Sunday, November 23, 2008

Banking - Mexico - Mutual funds hope to emerge unscathed from crisis

Mexico's mutual fund industry could emerge from the current crisis virtually unscathed as tight regulations prevent it from investing significantly in variable income and riskier instruments, Ernesto Reyes Retana, technical director of committees at the Mexican association of stockbrokers (Amib), told BNamericas.


The fund industry in Mexico has a high concentration of investments in debt instruments and 75% of portfolios are invested in government bonds.

At the close of September this year, debt instrument investment funds represented 86% of the Mexican industry, while equity funds made up the remaining 14%.

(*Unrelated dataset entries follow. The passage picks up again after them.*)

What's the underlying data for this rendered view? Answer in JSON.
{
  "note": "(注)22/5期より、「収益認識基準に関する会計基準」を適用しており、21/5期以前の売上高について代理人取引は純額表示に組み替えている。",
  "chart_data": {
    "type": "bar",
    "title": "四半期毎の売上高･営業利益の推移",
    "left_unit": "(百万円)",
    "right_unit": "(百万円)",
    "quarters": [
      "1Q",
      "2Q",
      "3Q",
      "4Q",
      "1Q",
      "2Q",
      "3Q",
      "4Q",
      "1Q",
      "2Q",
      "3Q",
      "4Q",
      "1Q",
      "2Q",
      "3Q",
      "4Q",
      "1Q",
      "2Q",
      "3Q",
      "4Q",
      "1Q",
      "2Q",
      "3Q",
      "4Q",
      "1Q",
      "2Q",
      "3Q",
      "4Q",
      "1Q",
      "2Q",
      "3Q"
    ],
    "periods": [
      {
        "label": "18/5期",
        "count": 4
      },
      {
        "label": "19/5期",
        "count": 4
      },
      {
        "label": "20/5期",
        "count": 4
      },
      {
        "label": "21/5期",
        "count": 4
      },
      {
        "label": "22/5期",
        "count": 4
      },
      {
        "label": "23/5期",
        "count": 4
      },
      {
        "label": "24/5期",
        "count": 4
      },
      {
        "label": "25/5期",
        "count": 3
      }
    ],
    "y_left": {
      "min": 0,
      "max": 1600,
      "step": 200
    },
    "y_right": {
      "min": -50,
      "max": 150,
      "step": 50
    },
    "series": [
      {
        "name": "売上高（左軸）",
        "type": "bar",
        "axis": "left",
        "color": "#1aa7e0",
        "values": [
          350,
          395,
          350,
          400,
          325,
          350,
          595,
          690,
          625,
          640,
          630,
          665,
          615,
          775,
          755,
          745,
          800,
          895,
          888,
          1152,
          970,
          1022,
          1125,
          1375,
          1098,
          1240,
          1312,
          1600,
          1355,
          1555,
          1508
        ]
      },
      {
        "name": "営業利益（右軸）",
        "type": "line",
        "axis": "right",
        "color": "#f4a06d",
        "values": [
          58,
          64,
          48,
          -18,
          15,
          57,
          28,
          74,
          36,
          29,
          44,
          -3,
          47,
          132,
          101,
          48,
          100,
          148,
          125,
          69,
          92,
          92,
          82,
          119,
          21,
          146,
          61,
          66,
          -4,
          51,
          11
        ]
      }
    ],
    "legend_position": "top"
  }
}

In Mexico, the law only allows operations that have been previously defined in regulations, which has allowed the market to face the crisis better as there are no significant investments in derivatives, hedge funds or other more complex products, Reyes said.

From December 2003-September this year, funds in Mexico grew significantly: clients have increased 204% to some 2mn, net assets grew 154% and the number of fund managers grew 33.2% - surpassing the 500 mark - all of this in stable conditions.

"If an atmosphere of confidence and certainty can be maintained, the impact of the crisis could be less and our expectations favorable, leading to hope investment companies will have a better chance of emerging unscathed from the financial crisis," Reyes said.

Mexican regulation has been making the necessary reforms for years, which has allowed for gradual development in the industry. This, together with the country's economic stability over the last decade, has allowed for strong industry growth.

At the close of June, assets managed by Mexican fund managers totaled 955bn pesos (US$93bn), up 9.2% in real terms compared to the same date last year, according to the latest data available by regulator CNBV.

"It is still not possible to give a full picture of the effect of the crisis in the fund industry without considering all the aspects that influence it such as volatility, interest rates and consumer confidence, Reyes said.

In the Mexican fund industry, there is a diversity that can adjust to the needs of the client, taking into account its aversion to risk and the level of liquidity it requires.

This means the number of clients and assets associated with equity funds could decrease, while debt funds investing in government papers - and bonds with shorter terms - may increase significantly, the executive said.

"We do not rule out the possibility equity funds may grow at a lower rate if their portfolios include issuers with low levels of leverage and stable cash flows," he added.